Como me temía tuve que meterme entre los pasillos de la galería y perdí de vista la calle Florida, al final de un pasillo que no estaba tan oscuro como imaginaba encontré un local que tenía el número 17 sobre el marco de la puerta. Era uno de esos locales donde venden cosas de santos, velas, etc. Entré, debo confesar, con algo de miedo.
"¡AH! Vos debés venir por el cartel de la entrada ¿no?" me dijo un tipo algo moreno pero no mucho, de tez algo arábiga, supuse, por prejuicio, que era un gitano.
"¡Jajajaja! Si, si" le confirmé, el nerviosismo me obligó a reirme.
"Un escéptico ¡Me encantan los escépticos!" contestó levantando las manos en alto, no se bien si como señal de bienvenida o de qué. "Bueno, acá tenés..." me dijo mostrándome un rollo de papel. "Acá están los pasos a seguir, ¿tenés los $200?"
La verdad es que tenía esa plata, pero para zafar, habiéndome dado cuenta que por curioso iba a caer en una trampa le dije "¿Aceptás tarjeta?"
"Si, Visa, Mastercard y American Express" me dijo muy serio.

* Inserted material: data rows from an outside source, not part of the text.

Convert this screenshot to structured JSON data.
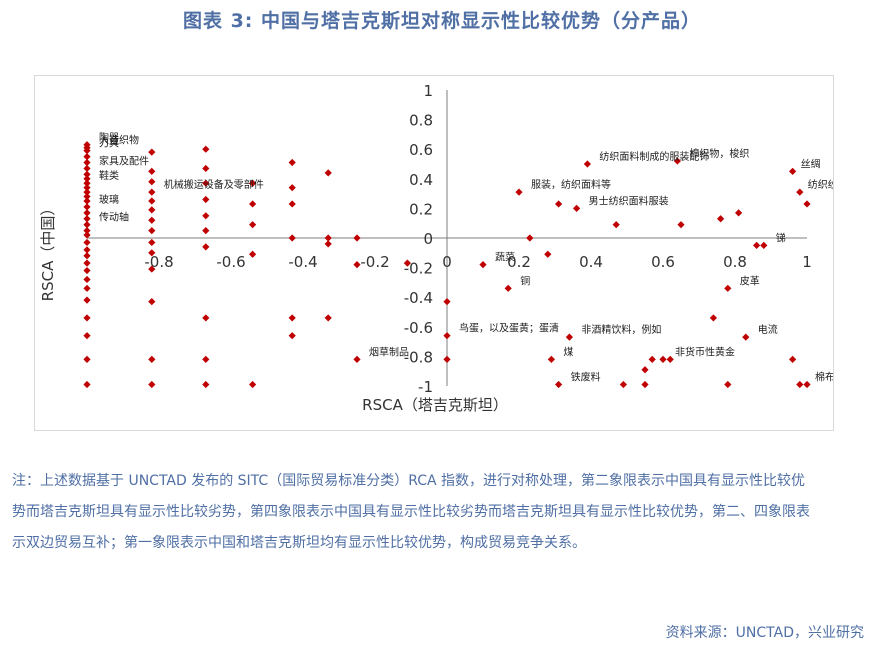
{
  "title": "图表 3:    中国与塔吉克斯坦对称显示性比较优势（分产品）",
  "chart_data": {
    "type": "scatter",
    "title": "",
    "xlabel": "RSCA（塔吉克斯坦）",
    "ylabel": "RSCA（中国）",
    "xlim": [
      -1,
      1
    ],
    "ylim": [
      -1,
      1
    ],
    "x_ticks": [
      "-0.8",
      "-0.6",
      "-0.4",
      "-0.2",
      "0",
      "0.2",
      "0.4",
      "0.6",
      "0.8",
      "1"
    ],
    "y_ticks": [
      "1",
      "0.8",
      "0.6",
      "0.4",
      "0.2",
      "0",
      "-0.2",
      "-0.4",
      "-0.6",
      "-0.8",
      "-1"
    ],
    "marker_color": "#c00000",
    "grid": false,
    "points": [
      [
        -1,
        0.63
      ],
      [
        -1,
        0.61
      ],
      [
        -1,
        0.59
      ],
      [
        -1,
        0.55
      ],
      [
        -1,
        0.51
      ],
      [
        -1,
        0.47
      ],
      [
        -1,
        0.43
      ],
      [
        -1,
        0.4
      ],
      [
        -1,
        0.37
      ],
      [
        -1,
        0.34
      ],
      [
        -1,
        0.31
      ],
      [
        -1,
        0.28
      ],
      [
        -1,
        0.25
      ],
      [
        -1,
        0.21
      ],
      [
        -1,
        0.17
      ],
      [
        -1,
        0.13
      ],
      [
        -1,
        0.09
      ],
      [
        -1,
        0.05
      ],
      [
        -1,
        0.02
      ],
      [
        -1,
        -0.03
      ],
      [
        -1,
        -0.08
      ],
      [
        -1,
        -0.12
      ],
      [
        -1,
        -0.17
      ],
      [
        -1,
        -0.22
      ],
      [
        -1,
        -0.28
      ],
      [
        -1,
        -0.34
      ],
      [
        -1,
        -0.42
      ],
      [
        -1,
        -0.54
      ],
      [
        -1,
        -0.66
      ],
      [
        -1,
        -0.82
      ],
      [
        -1,
        -0.99
      ],
      [
        -0.82,
        0.58
      ],
      [
        -0.82,
        0.45
      ],
      [
        -0.82,
        0.38
      ],
      [
        -0.82,
        0.31
      ],
      [
        -0.82,
        0.25
      ],
      [
        -0.82,
        0.19
      ],
      [
        -0.82,
        0.12
      ],
      [
        -0.82,
        0.05
      ],
      [
        -0.82,
        -0.03
      ],
      [
        -0.82,
        -0.1
      ],
      [
        -0.82,
        -0.21
      ],
      [
        -0.82,
        -0.43
      ],
      [
        -0.82,
        -0.82
      ],
      [
        -0.82,
        -0.99
      ],
      [
        -0.67,
        0.6
      ],
      [
        -0.67,
        0.47
      ],
      [
        -0.67,
        0.37
      ],
      [
        -0.67,
        0.26
      ],
      [
        -0.67,
        0.15
      ],
      [
        -0.67,
        0.05
      ],
      [
        -0.67,
        -0.06
      ],
      [
        -0.67,
        -0.54
      ],
      [
        -0.67,
        -0.82
      ],
      [
        -0.67,
        -0.99
      ],
      [
        -0.54,
        0.37
      ],
      [
        -0.54,
        0.23
      ],
      [
        -0.54,
        0.09
      ],
      [
        -0.54,
        -0.11
      ],
      [
        -0.54,
        -0.99
      ],
      [
        -0.43,
        0.51
      ],
      [
        -0.43,
        0.34
      ],
      [
        -0.43,
        0.23
      ],
      [
        -0.43,
        0.0
      ],
      [
        -0.43,
        -0.54
      ],
      [
        -0.43,
        -0.66
      ],
      [
        -0.33,
        0.44
      ],
      [
        -0.33,
        0.0
      ],
      [
        -0.33,
        -0.04
      ],
      [
        -0.33,
        -0.54
      ],
      [
        -0.25,
        0.0
      ],
      [
        -0.25,
        -0.18
      ],
      [
        -0.25,
        -0.82
      ],
      [
        -0.11,
        -0.17
      ],
      [
        0.0,
        -0.43
      ],
      [
        0.0,
        -0.66
      ],
      [
        0.0,
        -0.82
      ],
      [
        0.1,
        -0.18
      ],
      [
        0.17,
        -0.34
      ],
      [
        0.2,
        0.31
      ],
      [
        0.23,
        0.0
      ],
      [
        0.28,
        -0.11
      ],
      [
        0.29,
        -0.82
      ],
      [
        0.31,
        0.23
      ],
      [
        0.31,
        -0.99
      ],
      [
        0.34,
        -0.67
      ],
      [
        0.36,
        0.2
      ],
      [
        0.39,
        0.5
      ],
      [
        0.47,
        0.09
      ],
      [
        0.49,
        -0.99
      ],
      [
        0.55,
        -0.89
      ],
      [
        0.55,
        -0.99
      ],
      [
        0.57,
        -0.82
      ],
      [
        0.6,
        -0.82
      ],
      [
        0.62,
        -0.82
      ],
      [
        0.64,
        0.52
      ],
      [
        0.65,
        0.09
      ],
      [
        0.74,
        -0.54
      ],
      [
        0.76,
        0.13
      ],
      [
        0.78,
        -0.34
      ],
      [
        0.78,
        -0.99
      ],
      [
        0.81,
        0.17
      ],
      [
        0.83,
        -0.67
      ],
      [
        0.86,
        -0.05
      ],
      [
        0.88,
        -0.05
      ],
      [
        0.96,
        0.45
      ],
      [
        0.96,
        -0.82
      ],
      [
        0.98,
        0.31
      ],
      [
        0.98,
        -0.99
      ],
      [
        1.0,
        0.23
      ],
      [
        1.0,
        -0.99
      ]
    ],
    "annotations": [
      {
        "text": "陶器",
        "x": -1,
        "y": 0.63
      },
      {
        "text": "人造织物",
        "x": -1,
        "y": 0.61
      },
      {
        "text": "刀具",
        "x": -1,
        "y": 0.59
      },
      {
        "text": "家具及配件",
        "x": -1,
        "y": 0.47
      },
      {
        "text": "鞋类",
        "x": -1,
        "y": 0.37
      },
      {
        "text": "玻璃",
        "x": -1,
        "y": 0.21
      },
      {
        "text": "传动轴",
        "x": -1,
        "y": 0.09
      },
      {
        "text": "机械搬运设备及零部件",
        "x": -0.82,
        "y": 0.31
      },
      {
        "text": "烟草制品",
        "x": -0.25,
        "y": -0.82
      },
      {
        "text": "纺织面料制成的服装配饰",
        "x": 0.39,
        "y": 0.5
      },
      {
        "text": "棉织物，梭织",
        "x": 0.64,
        "y": 0.52
      },
      {
        "text": "丝绸",
        "x": 0.96,
        "y": 0.45
      },
      {
        "text": "服装，纺织面料等",
        "x": 0.2,
        "y": 0.31
      },
      {
        "text": "纺织纱线",
        "x": 0.98,
        "y": 0.31
      },
      {
        "text": "男士纺织面料服装",
        "x": 0.36,
        "y": 0.2
      },
      {
        "text": "锑",
        "x": 0.88,
        "y": -0.05
      },
      {
        "text": "蔬菜",
        "x": 0.1,
        "y": -0.18
      },
      {
        "text": "铜",
        "x": 0.17,
        "y": -0.34
      },
      {
        "text": "皮革",
        "x": 0.78,
        "y": -0.34
      },
      {
        "text": "鸟蛋，以及蛋黄；蛋清",
        "x": 0.0,
        "y": -0.66
      },
      {
        "text": "非酒精饮料，例如",
        "x": 0.34,
        "y": -0.67
      },
      {
        "text": "电流",
        "x": 0.83,
        "y": -0.67
      },
      {
        "text": "煤",
        "x": 0.29,
        "y": -0.82
      },
      {
        "text": "非货币性黄金",
        "x": 0.6,
        "y": -0.82
      },
      {
        "text": "铁废料",
        "x": 0.31,
        "y": -0.99
      },
      {
        "text": "棉布",
        "x": 1.0,
        "y": -0.99
      }
    ]
  },
  "note": "注：上述数据基于 UNCTAD 发布的 SITC（国际贸易标准分类）RCA 指数，进行对称处理，第二象限表示中国具有显示性比较优势而塔吉克斯坦具有显示性比较劣势，第四象限表示中国具有显示性比较劣势而塔吉克斯坦具有显示性比较优势，第二、四象限表示双边贸易互补；第一象限表示中国和塔吉克斯坦均有显示性比较优势，构成贸易竞争关系。",
  "source": "资料来源：UNCTAD，兴业研究"
}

-Me cagó- pensé. "¿En serio?"
"Si, si, permitime"
Finalmente, pensé que era seguro dársela, al fin y al cabo de última denunciaba la tarjeta como robada y capaz recuperaba mi plata. Se la di, pero el tipo notó mi desconfianza.

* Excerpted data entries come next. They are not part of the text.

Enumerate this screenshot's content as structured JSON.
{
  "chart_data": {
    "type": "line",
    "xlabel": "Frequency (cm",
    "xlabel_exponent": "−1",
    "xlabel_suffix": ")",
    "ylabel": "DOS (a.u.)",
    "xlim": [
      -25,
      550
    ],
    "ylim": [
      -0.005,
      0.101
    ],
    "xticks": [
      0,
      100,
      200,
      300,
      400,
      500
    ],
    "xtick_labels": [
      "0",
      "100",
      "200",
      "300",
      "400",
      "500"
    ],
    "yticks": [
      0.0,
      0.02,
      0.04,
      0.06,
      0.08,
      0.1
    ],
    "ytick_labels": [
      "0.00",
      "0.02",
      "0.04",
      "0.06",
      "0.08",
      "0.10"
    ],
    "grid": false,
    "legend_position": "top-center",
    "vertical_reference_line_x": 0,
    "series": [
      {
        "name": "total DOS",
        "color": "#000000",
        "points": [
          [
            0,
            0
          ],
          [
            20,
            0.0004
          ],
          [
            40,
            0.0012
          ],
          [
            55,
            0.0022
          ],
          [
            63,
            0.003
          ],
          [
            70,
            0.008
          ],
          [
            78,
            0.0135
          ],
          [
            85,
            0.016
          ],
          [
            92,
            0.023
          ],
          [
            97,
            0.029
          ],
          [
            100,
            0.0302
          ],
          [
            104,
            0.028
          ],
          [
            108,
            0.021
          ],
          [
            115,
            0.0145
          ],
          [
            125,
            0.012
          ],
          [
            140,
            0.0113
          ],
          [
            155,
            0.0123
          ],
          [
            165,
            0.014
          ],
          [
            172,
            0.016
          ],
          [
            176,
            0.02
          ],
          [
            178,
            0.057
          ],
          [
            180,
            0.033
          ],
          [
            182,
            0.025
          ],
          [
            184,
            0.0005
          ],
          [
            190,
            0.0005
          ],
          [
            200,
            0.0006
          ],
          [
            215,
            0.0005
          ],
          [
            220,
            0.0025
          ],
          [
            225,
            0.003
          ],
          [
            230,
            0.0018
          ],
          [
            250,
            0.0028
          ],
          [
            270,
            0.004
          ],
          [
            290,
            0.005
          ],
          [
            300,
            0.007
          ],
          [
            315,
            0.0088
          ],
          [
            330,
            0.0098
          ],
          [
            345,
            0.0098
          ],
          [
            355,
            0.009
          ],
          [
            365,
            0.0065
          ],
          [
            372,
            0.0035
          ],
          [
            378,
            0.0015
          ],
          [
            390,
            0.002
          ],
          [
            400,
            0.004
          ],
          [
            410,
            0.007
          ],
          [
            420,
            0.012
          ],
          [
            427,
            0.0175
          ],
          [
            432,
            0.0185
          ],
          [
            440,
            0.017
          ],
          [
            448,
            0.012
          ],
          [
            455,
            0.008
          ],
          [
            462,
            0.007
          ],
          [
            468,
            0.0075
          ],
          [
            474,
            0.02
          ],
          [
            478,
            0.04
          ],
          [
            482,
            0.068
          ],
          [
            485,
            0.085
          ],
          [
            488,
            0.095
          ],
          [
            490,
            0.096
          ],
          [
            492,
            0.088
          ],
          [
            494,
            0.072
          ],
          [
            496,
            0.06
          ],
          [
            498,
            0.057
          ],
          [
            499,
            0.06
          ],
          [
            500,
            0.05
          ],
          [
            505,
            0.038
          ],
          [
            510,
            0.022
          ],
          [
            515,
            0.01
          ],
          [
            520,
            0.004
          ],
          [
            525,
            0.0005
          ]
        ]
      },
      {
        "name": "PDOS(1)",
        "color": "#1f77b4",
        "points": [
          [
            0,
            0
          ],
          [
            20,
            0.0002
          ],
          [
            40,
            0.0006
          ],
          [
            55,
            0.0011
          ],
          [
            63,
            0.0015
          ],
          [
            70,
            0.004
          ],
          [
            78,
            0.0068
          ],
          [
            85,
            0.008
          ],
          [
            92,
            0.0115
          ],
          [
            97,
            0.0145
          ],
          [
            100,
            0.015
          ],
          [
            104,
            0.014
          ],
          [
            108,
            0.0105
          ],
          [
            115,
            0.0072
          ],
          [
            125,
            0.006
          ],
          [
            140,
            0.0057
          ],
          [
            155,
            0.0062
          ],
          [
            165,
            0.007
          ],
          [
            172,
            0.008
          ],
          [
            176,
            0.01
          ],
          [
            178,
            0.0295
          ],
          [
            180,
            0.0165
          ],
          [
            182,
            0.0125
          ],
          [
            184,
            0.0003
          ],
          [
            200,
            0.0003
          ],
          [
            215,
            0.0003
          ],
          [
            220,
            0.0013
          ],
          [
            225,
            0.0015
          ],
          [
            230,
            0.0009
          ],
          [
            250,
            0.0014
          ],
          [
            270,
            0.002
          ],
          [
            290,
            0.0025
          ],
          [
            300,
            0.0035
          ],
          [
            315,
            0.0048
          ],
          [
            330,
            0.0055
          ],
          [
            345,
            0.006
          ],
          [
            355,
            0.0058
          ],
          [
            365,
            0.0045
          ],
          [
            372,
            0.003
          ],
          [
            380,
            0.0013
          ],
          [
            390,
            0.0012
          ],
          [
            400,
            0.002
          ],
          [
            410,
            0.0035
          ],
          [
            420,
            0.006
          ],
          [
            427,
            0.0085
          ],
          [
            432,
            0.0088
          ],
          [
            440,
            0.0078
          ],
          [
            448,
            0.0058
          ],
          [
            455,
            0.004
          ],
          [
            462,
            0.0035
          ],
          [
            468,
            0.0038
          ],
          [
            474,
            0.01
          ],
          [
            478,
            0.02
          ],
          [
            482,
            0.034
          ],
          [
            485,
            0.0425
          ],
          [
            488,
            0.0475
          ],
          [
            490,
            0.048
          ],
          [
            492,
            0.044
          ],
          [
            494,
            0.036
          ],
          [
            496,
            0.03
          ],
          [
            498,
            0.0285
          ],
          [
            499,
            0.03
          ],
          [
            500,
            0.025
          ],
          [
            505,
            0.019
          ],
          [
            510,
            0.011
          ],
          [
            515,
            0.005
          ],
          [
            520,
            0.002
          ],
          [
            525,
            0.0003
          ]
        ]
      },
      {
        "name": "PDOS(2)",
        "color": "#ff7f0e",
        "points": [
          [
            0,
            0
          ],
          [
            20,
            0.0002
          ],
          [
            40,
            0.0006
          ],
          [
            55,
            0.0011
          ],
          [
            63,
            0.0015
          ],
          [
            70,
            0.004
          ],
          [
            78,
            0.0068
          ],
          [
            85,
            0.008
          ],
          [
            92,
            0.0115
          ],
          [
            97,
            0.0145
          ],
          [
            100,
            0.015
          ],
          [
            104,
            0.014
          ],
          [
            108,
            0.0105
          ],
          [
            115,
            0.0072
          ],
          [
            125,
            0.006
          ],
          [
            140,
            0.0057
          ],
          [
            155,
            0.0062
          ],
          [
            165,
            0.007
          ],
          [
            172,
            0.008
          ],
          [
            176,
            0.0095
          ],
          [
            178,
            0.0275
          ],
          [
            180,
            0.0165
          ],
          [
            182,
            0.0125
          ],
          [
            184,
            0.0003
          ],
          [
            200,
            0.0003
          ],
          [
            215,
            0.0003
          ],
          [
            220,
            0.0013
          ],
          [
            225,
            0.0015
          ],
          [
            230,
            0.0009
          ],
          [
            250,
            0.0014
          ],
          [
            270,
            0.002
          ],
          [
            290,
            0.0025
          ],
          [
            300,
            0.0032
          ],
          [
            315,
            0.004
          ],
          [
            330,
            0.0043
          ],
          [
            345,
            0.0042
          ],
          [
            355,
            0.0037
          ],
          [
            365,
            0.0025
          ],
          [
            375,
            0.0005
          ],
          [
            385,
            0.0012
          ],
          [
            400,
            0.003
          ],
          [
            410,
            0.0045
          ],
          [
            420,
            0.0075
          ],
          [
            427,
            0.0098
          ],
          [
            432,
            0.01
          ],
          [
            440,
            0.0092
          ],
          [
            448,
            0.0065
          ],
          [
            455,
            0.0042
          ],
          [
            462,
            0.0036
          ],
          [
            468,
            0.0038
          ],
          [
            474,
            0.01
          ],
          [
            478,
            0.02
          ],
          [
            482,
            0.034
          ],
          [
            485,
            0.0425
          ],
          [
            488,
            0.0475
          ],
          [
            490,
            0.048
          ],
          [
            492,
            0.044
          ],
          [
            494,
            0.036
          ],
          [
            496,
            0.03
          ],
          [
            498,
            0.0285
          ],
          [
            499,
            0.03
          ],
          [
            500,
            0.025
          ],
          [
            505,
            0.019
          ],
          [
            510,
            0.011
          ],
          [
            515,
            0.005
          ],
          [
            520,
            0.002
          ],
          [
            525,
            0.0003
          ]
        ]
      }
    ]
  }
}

"Mirá" empezó a proponer mientras me cobraba "Acá te dejo en la mesa $200, si no estás satisfecho después de leer el papel, los agarrás y te vas, sin preguntas"
Debo admitir que eso si que me dio confianza así que agarré finalmente el papel, guardé mi tarjeta ya con menos plata en mi cuenta y me dispuse a leerlo:
"1- Encuentra una persona que te guste y te haga bien
2- Ámala como nunca amaste a nadie y da lo mejor de ti esperando que ella haga lo mismo.
3- Si algo pasa, respira profundo, recuerda los buenos momentos, déjalos ir y vuelve al paso 1"
Lo miré detenidamente, lo releí dos veces más, levanté los ojos para mirar al tipo que me sonreía como satisfecho. Finalmente, le dije "Gracias" y me fui. ¿Qué le podía decir? El hijo de puta tenía razón.